In some fields, NGOs are winding down their relief efforts. For example, medical assistance is decreasing as the Tohoku region’s own medical institutions are starting to reopen. At the same time, other organizations are starting to prepare for the long-term task of the recovery, which will require a wider range of NGOs to contribute over the next several years. In terms of relief, those serving meals, helping with cleanup efforts, and working toward reconstruction continue to work hard. JEN has added a second team of volunteers on the Oshika Peninsula to help serve meals. They’ve set up a soup kitchen that is now serving more than 400 meals daily and also serves as a place where the community can gather. As they continue to actively recruit volunteers, JEN is also holding a seminar in Tokyo next week titled, “Let’s Go Volunteer in Tohoku!—Before You Go.” The event is intended to answer questions people have about volunteering and let those who’ve already volunteered share their experiences.
KnK Japan (Children without Borders) held a ceremony last week to present the city of Ofunato with a new school bus. They are donating a total of 22 buses to five towns in Iwate Prefecture. This bus will be used in the Akirai district of town. The purchase of the bus was made with help from Secours Populaire Français, a French NGO.

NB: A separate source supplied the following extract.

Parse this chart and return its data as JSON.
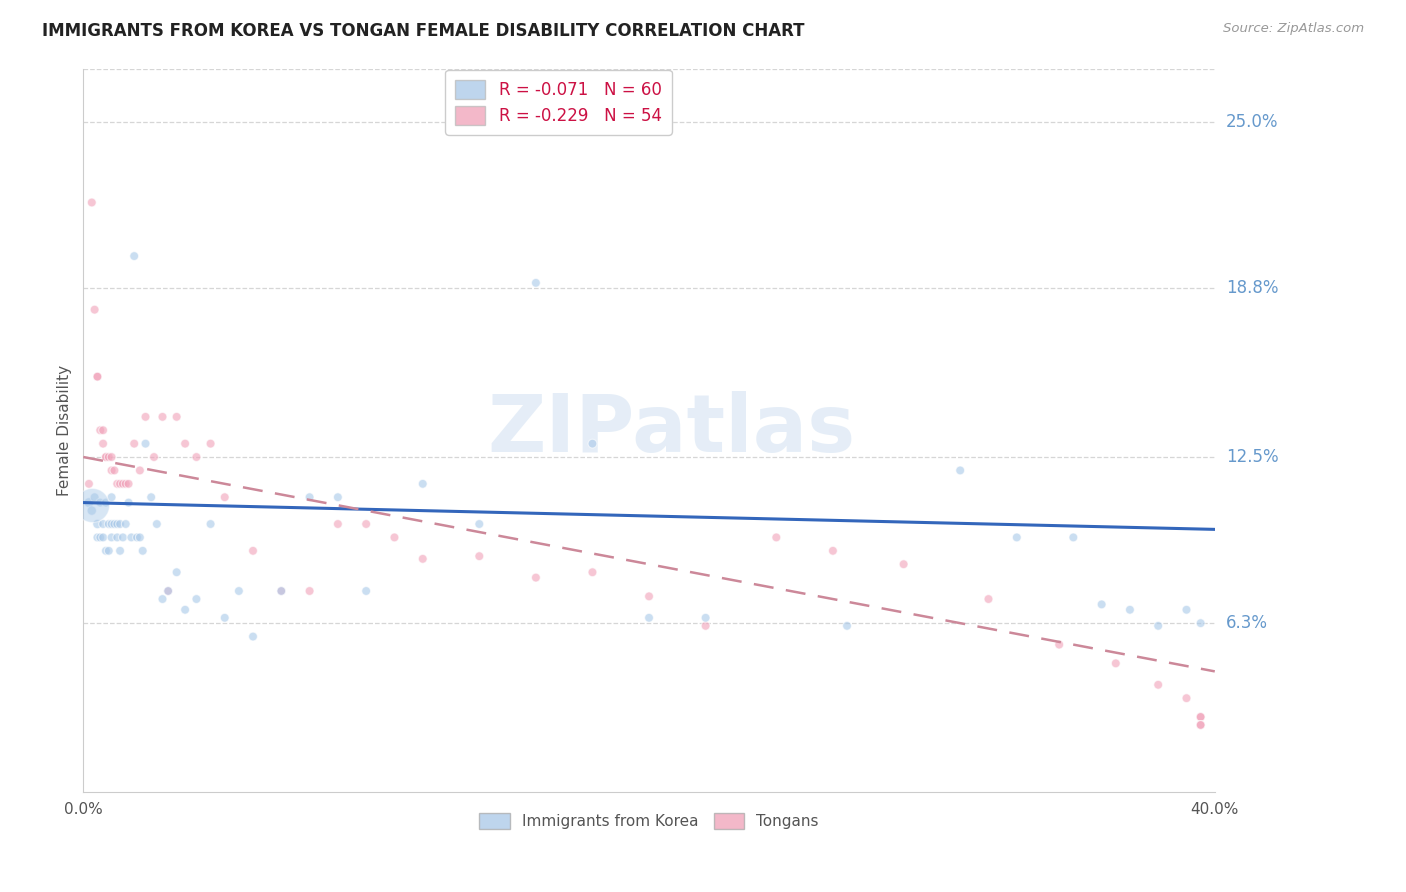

On Twitter, Peace Winds Japan (PWJ) staff wrote that the weather in Tohoku has been getting warmer and the PWJ staff are now often wearing short-sleeved shirts and t-shirts as they carry out their work. With the change of seasons, the needs in the region are changing as well. In mid- to late June, the Tohoku region will enter the rainy season—over a month of what seems like daily rain—and then the heat of the summer will set in. Staff are thinking ahead about the implications of the upcoming weather on evacuees’ health and on the clean-up efforts.